Focusing on Disneyland, experts Martin Lewison, a theme park expert at Farmingdale State College in New York, and John Gerner, a theme park expert and managing director of Leisure Business Advisor, shared their perspectives of California reopening with Los Angeles Daily News.

“Virus cases remain stubbornly high in the U.S. and inviting large numbers of people to gather without limits may be inviting disaster, especially if it includes a return to high-capacity indoor attractions like Pirates of the Caribbean, Haunted Mansion, Star Tours and Star Wars: Galaxy’s Edge,” Lewison said, doubting the chance of Disneyland reopening in full capacity.

Though it has reopened, Lewison predicted that Disneyland won’t reopen until July, because its reputation for being a safe place to visit rests on decades of careful management.

“Every decision, large or small, is scrutinized and these are big decisions regarding safety — the number one issue for every theme park and attraction,” Lewison said. “Disneyland is not going to sacrifice safety under any circumstances and that’s one of the many reasons they’re the leader in the global theme park industry.”

Allowing only 25% capacity is the current plan for California amusement parks, and the key factor to start operating at full capacity will be visitor vaccination levels.

“Until there is a clear indicator that ‘herd immunity’ has been achieved the theme parks are likely to be understandably cautious as they ramp up,” Gerner said.
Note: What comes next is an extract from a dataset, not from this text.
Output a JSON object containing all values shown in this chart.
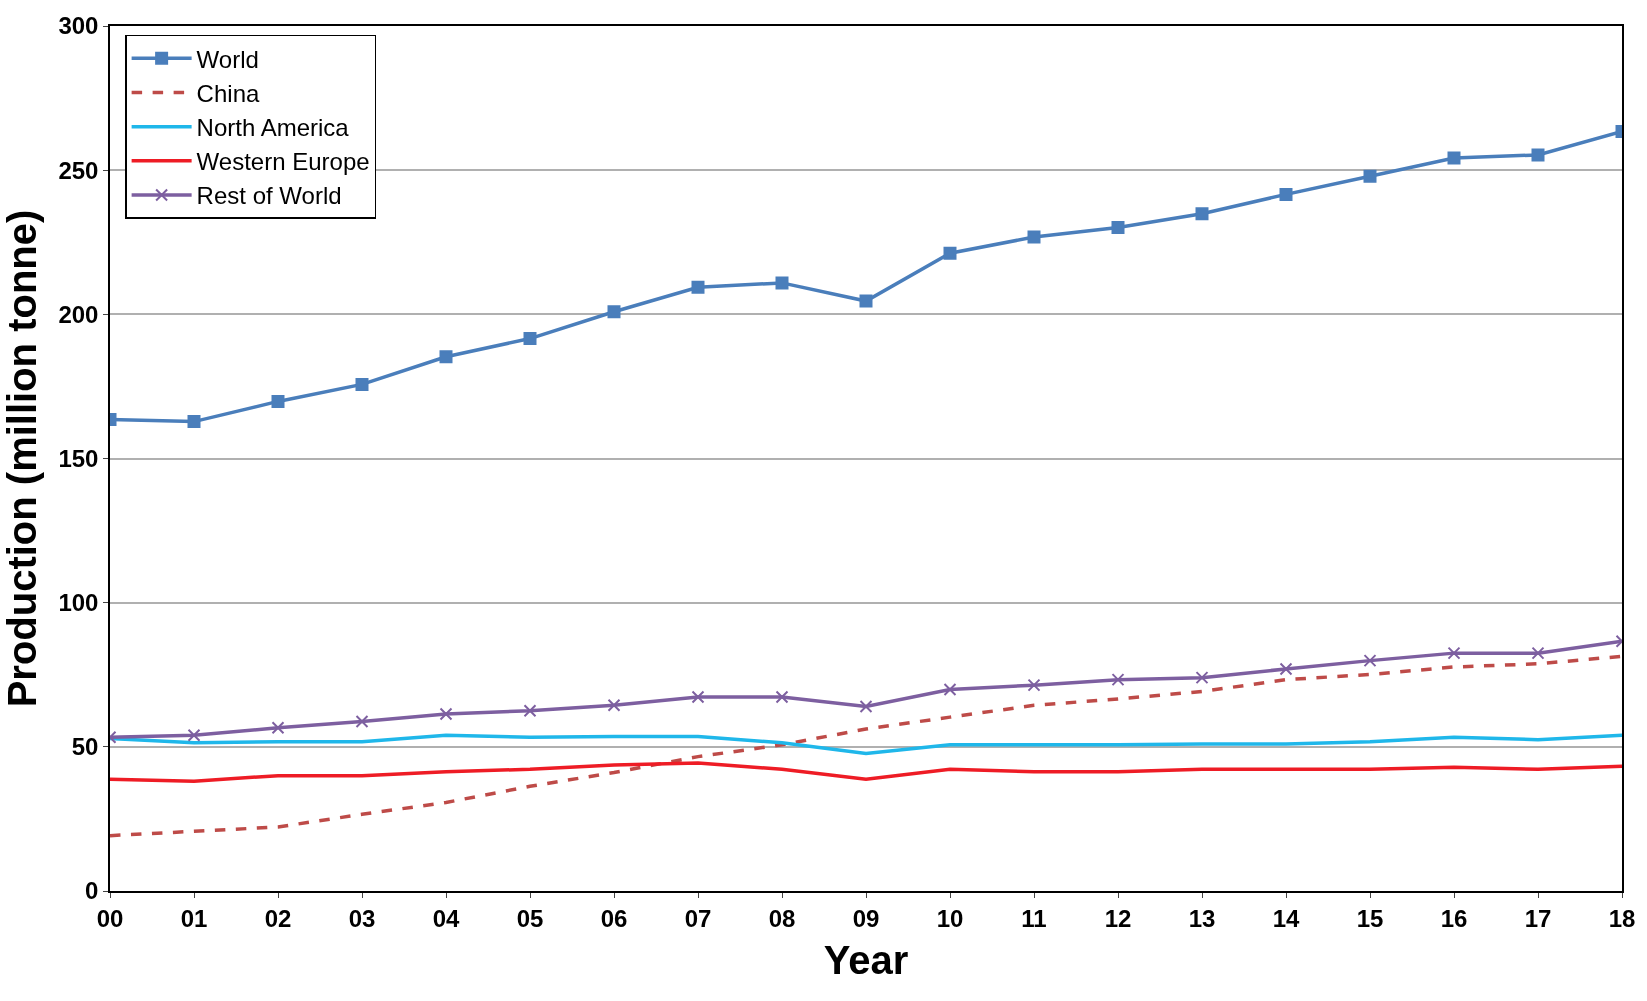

According to Harvard Health Publishing, herd immunity occurs when enough people become immune to a disease to make its spread unlikely. As a result, the entire community is protected, even those who are not themselves immune. Herd immunity is usually achieved through vaccination, but it can also occur through natural infection.

The fear of catching the virus has caused some to decide not to visit.

“I will wait until either later this year or next year to be able to go to amusement parks just because I don’t think they will be able to open up correctly or in a way that I would be able to completely enjoy the experience while feeling safe,” said Lopez-Freile. “The threat of opening Los Angeles too early is having a rise in cases in which we would open everything just to have to close it again which would cause more harm than good.”

Knowing that the amusement parks will be high in demand during summer vacation, Lee plans to enjoy her visit until the crowds are gone.

“I think I will stay away from amusement parks in the first 3 months after reopening, just because I want to be sure that everything is hygienic and safe,” said Lee. “It will be very hectic and crowded if I go there soon after the reopening, especially during summer vacation.”

Reopening the entertainment businesses will serve as a boost to California’s economics, remediating the poverty and unemployment caused by COVID-19. However, according to the Caduceus Club and several experts, the risk of spreading the virus should be taken into account by the amusement park companies to determine the best way to open safely and consider the health of visitors.